Когда на глазах Акбары и ее стаи случилось это жуткое нападение вертолетов, волки сначала притаились, от страха вжимаясь в корневища чиев, но затем не выдержали и бросились наутек от проклятого места. Волкам надо было исчезнуть, унести ноги, двинуться куда-нибудь в безопасное место, однако именно этому не суждено было осуществиться. Не успели они отбежать подальше, как послышалось содрогание и гудение земли, как в бурю, – неисчислимая сайгачья масса, гонимая по степи вертолетами в нужном тому направлении, со страшной скоростью катилась вслед за ними. Волки, не успев ни свернуть, ни притаиться, оказались на пути живого всесокрушающего потока громадного, набегающего, точно туча, поголовья.
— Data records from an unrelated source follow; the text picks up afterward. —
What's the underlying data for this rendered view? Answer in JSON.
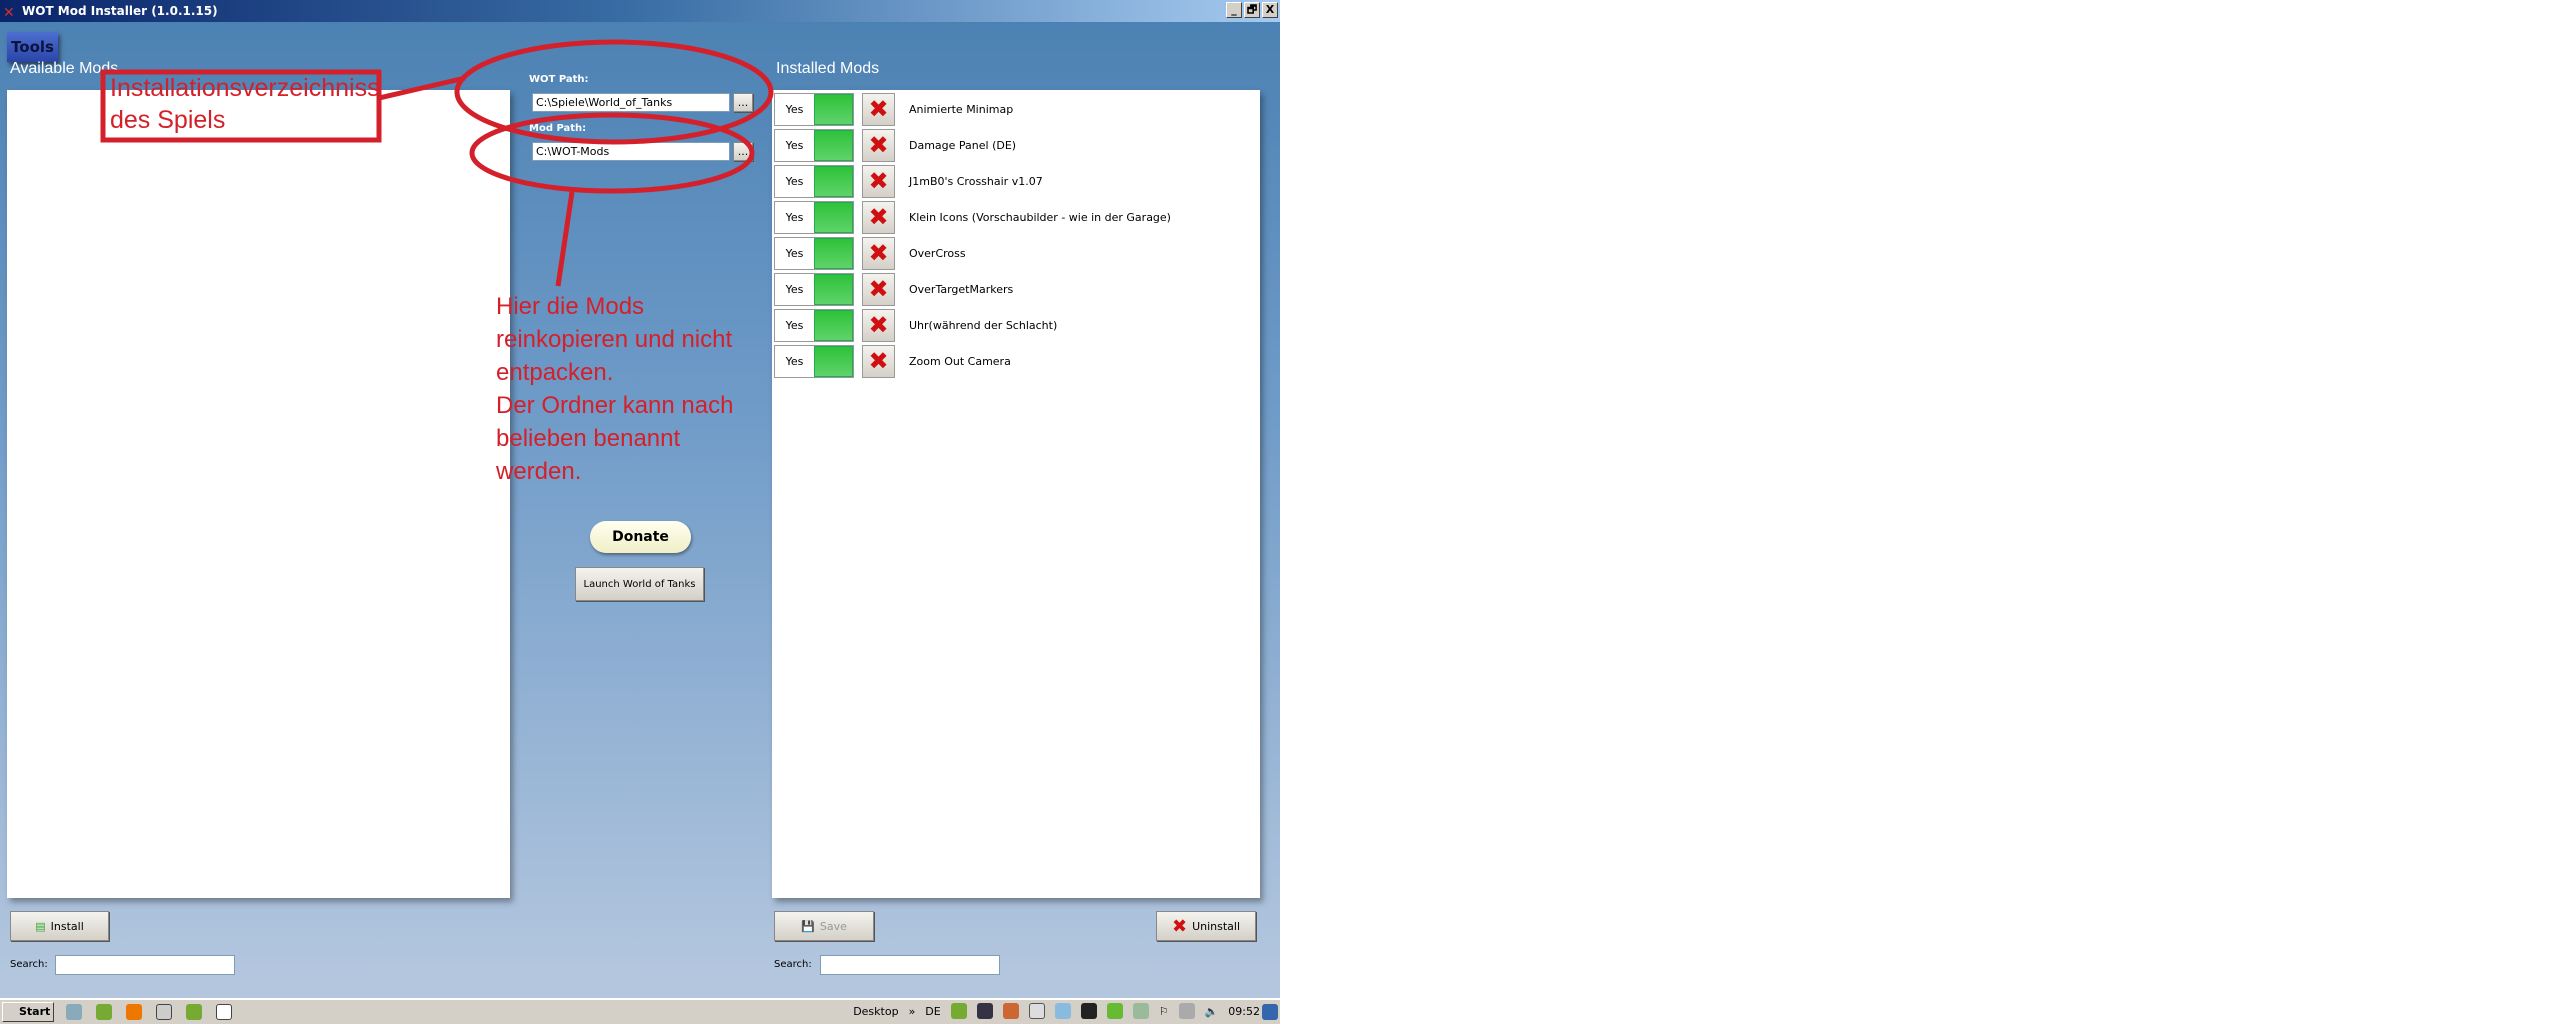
{
  "window": {
    "title": "WOT Mod Installer (1.0.1.15)",
    "controls": [
      "_",
      "🗗",
      "X"
    ]
  },
  "menu": {
    "tools": "Tools"
  },
  "available": {
    "title": "Available Mods",
    "install": "Install",
    "search_label": "Search:",
    "search_value": ""
  },
  "paths": {
    "wot_label": "WOT Path:",
    "wot_value": "C:\\Spiele\\World_of_Tanks",
    "mod_label": "Mod Path:",
    "mod_value": "C:\\WOT-Mods",
    "browse": "..."
  },
  "center": {
    "donate": "Donate",
    "launch": "Launch World of Tanks"
  },
  "installed": {
    "title": "Installed Mods",
    "save": "Save",
    "uninstall": "Uninstall",
    "search_label": "Search:",
    "search_value": "",
    "mods": [
      {
        "enabled": "Yes",
        "name": "Animierte Minimap"
      },
      {
        "enabled": "Yes",
        "name": "Damage Panel (DE)"
      },
      {
        "enabled": "Yes",
        "name": "J1mB0's Crosshair v1.07"
      },
      {
        "enabled": "Yes",
        "name": "Klein Icons (Vorschaubilder - wie in der Garage)"
      },
      {
        "enabled": "Yes",
        "name": "OverCross"
      },
      {
        "enabled": "Yes",
        "name": "OverTargetMarkers"
      },
      {
        "enabled": "Yes",
        "name": "Uhr(während der Schlacht)"
      },
      {
        "enabled": "Yes",
        "name": "Zoom Out Camera"
      }
    ]
  },
  "annotations": {
    "box": [
      "Installationsverzeichniss",
      "des Spiels"
    ],
    "note": [
      "Hier die Mods",
      "reinkopieren und nicht",
      "entpacken.",
      "Der Ordner kann nach",
      "belieben benannt",
      "werden."
    ],
    "color": "#d4202a"
  },
  "taskbar": {
    "start": "Start",
    "desktop": "Desktop",
    "chevron": "»",
    "lang": "DE",
    "clock": "09:52"
  }
}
И если бы они на секунду приостановились, то неминуемо были бы растоптаны и раздавлены под копытами сайгаков, настолько стремительна была скорость этой плотной, потерявшей всякий контроль над собой животной стихии. И только потому, что волки не сбавили шагу, а, наоборот, в страхе припустили еще сильнее, они остались в живых. И теперь уже они сами оказались в плену, в гуще этого великого бегства, невероятного и немыслимого, – если вдуматься, ведь волки спасались вместе со своими жертвами, которых они только что готовы были растерзать и растащить по кускам, теперь же они уходили от общей опасности бок о бок с сайгаками, теперь они были равны перед лицом безжалостного оборота судьбы. Такого – чтобы волки и сайгаки бежали в одной куче – Моюнкумская саванна не видывала даже при больших степных пожарах.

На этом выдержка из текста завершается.